Lebih lanjut lagi disebutkannya bahwa tahun 2019 ini adalah tahun politik yang tensi politiknya lebih tinggi dan lebih terasa dari pemilu 2014, mengapa demikian? Sebab 2019 ini berjalan bersama antara pemilu legislatif dan pemilu presiden. Apalagi kontestasi pilpres yang hanya diikuti oleh dua paslon saja, tentunya diskusi dimasyarakat kalau bukan oposisi pasti petahana, hal tersebut yang membuat tahun politik 2019 menjadi tahun politik dengan tensi yang tinggi.

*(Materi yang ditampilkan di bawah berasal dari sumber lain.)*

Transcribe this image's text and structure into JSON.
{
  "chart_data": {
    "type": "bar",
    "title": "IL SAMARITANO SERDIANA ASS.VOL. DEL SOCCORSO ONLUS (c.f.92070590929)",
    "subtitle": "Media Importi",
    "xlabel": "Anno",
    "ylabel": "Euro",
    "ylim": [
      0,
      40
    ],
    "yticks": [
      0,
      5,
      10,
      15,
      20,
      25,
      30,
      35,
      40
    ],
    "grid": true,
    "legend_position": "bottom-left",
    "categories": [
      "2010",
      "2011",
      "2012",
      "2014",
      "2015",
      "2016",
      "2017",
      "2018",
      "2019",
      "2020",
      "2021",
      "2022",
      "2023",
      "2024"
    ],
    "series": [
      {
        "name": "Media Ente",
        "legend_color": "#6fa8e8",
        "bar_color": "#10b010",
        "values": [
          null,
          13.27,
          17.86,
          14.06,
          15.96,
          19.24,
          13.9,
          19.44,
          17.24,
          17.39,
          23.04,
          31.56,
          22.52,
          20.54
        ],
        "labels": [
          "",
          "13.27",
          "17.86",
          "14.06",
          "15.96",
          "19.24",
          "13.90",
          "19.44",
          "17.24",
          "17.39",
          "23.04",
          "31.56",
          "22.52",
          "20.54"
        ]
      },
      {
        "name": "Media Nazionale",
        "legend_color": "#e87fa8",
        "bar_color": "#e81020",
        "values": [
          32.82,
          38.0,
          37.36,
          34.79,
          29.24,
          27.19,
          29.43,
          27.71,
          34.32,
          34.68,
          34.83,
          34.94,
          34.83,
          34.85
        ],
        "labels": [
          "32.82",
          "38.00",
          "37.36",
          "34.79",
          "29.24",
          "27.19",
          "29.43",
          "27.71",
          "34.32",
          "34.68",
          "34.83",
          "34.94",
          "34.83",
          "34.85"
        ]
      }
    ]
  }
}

Sekretaris BKM Watulondo ini berpesan kepada penyelenggara baik KPU dan Bawaslu agar selalu mengedepankan netralitas dan profesionalisme dalam bekerja karena terkadang pemicu dari huru-hara dalam pemilu adalah apabila penyelenggara dan birokrasi bertindak tidak netral.

Menyikapi,isu-isu hoaks yang banyak beredar dimasyarakat, baginya tugas penyelenggara adalah menanggapinya dengan bijak. “Maksud saya, ketika dilapangan kita diperhadapkan dengan isu hoaks yang berpotensi memicu konflik maka tugas kita semua untuk meluruskan isu tersebut. Masyarakat jangan dihadapi dengan sikap keras tetapi mereka harus dihadapi dengan bijak, karena masyarakat awam sejatinya membutuhkan pencerahan dari penyelenggara” jelasnya.

Tidak lupa Ia berpesan kepada partai politik agar merebut simpati masyarakat dengan cara terhormat, sebisa mungkin hindari politik transaksional, politik uang atau politik dagang sapi karena kalau hal tersebut merupakan tindak pidana.

“Kepada teman-teman partai politik, para caleg agar menghindari dan jangan coba-coba melakukan politik uang. Karena itu dilakukan maka sanksinya jelas yakni pidana,” tutupnya.